Minggu, 10 Maret 2019

SEKELUMIT SIKAP WIRA'I GUS MA'RUF KHOZIN

SEKELUMIT SIKAP WIRA'I GUS MA'RUF KHOZIN
Gus Ma'ruf Khozin

Siapa yang tidak kenal beliau, mungkin sudah banyak orang yang mengenal beliau, baik di media sosial maupun di layar kaca tv9. Beliau adalah Gus Ma'ruf Khozin.

Saya pun tak tahu orang-orang menilai beliau seperti apa ? Tetapi saya yakin kebanyakan mereka menilai beliau pasti bersifat positif.

Jangan sampai aku, kamu beserta anak-anak kita memakan uang yang ada di dalam amplop ini


Namun sifat kehati-hatian beliau di dalam memilih rejeki, mungkin banyak orang yang tidak mengetahuinya.

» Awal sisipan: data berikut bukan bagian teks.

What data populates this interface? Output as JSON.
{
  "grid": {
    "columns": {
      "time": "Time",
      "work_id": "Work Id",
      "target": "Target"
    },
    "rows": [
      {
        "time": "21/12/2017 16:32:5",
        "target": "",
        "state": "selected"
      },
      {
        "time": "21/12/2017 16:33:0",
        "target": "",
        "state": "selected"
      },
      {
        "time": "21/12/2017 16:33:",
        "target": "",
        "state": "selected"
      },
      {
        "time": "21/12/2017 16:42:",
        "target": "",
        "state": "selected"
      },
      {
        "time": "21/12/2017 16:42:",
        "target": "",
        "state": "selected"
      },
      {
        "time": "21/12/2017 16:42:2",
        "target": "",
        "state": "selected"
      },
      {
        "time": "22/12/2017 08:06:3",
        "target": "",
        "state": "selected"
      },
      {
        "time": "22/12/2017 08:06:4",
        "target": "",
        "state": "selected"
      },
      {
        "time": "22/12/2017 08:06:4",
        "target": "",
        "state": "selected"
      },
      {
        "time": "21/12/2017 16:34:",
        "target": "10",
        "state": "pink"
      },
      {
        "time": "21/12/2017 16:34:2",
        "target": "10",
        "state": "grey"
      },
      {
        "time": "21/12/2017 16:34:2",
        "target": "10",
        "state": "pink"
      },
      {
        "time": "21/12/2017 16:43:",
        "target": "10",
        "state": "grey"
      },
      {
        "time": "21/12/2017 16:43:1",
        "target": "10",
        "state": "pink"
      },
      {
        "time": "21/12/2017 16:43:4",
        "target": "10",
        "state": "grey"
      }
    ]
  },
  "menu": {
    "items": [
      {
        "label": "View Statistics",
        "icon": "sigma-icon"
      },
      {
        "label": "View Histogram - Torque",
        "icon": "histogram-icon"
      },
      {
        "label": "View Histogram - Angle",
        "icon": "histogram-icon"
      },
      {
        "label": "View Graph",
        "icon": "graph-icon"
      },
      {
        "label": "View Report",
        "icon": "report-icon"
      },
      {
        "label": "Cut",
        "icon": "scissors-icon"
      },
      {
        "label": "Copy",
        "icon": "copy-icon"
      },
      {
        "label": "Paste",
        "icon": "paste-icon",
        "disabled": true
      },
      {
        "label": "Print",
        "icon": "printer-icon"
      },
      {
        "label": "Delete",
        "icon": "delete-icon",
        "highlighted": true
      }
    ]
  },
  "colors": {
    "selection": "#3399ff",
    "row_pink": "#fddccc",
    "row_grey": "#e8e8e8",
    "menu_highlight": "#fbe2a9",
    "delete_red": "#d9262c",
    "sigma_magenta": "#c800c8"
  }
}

Inilah sekelumit pengalaman tentang sikap kehati-hatian dalam memilah rejeki, selama saya menyertai beliau:

Pertama, beliau pernah di undang kegiatan pengajian di Dinas Perpajakan (kalau tidak salah mungkin sudah tiga kali).  Tetapi apa setelah beliau kembali ke rumah, ternyata beliau memberikan amplop itu tanpa melihatnya terlebih dahulu. Beliau hanya berkata:

"Jangan sampai aku, kamu beserta anak-anak kita memakan uang yang ada di dalam amplop ini !"

"kenapa Yah ?" Tanya saya.

SEKELUMIT SIKAP WIRA'I GUS MA'RUF KHOZIN
Gus Ma'ruf bersama  Istri dan Putra-putrinya

"Saya mengaji di tempat perpajakan. Pihak-pihak yang membayar pajak itu banyak; ada pajak kendaraan, pajak rumah sakit, dan lain-lain, termasuk ada pajak hiburan malam. Lha, saya khawatir uang yang saya terima ini dari uang hiburan malam/diskotik."


Kedua, suatu waktu beliau  di undang acara "Santunan Anak Yatim", dan ternyata beliau melihat orang-orang yang menyantuni itu adalah non muslim, sedangkan anak-anak yang disantuni banyak kalangan yang berbeda agama.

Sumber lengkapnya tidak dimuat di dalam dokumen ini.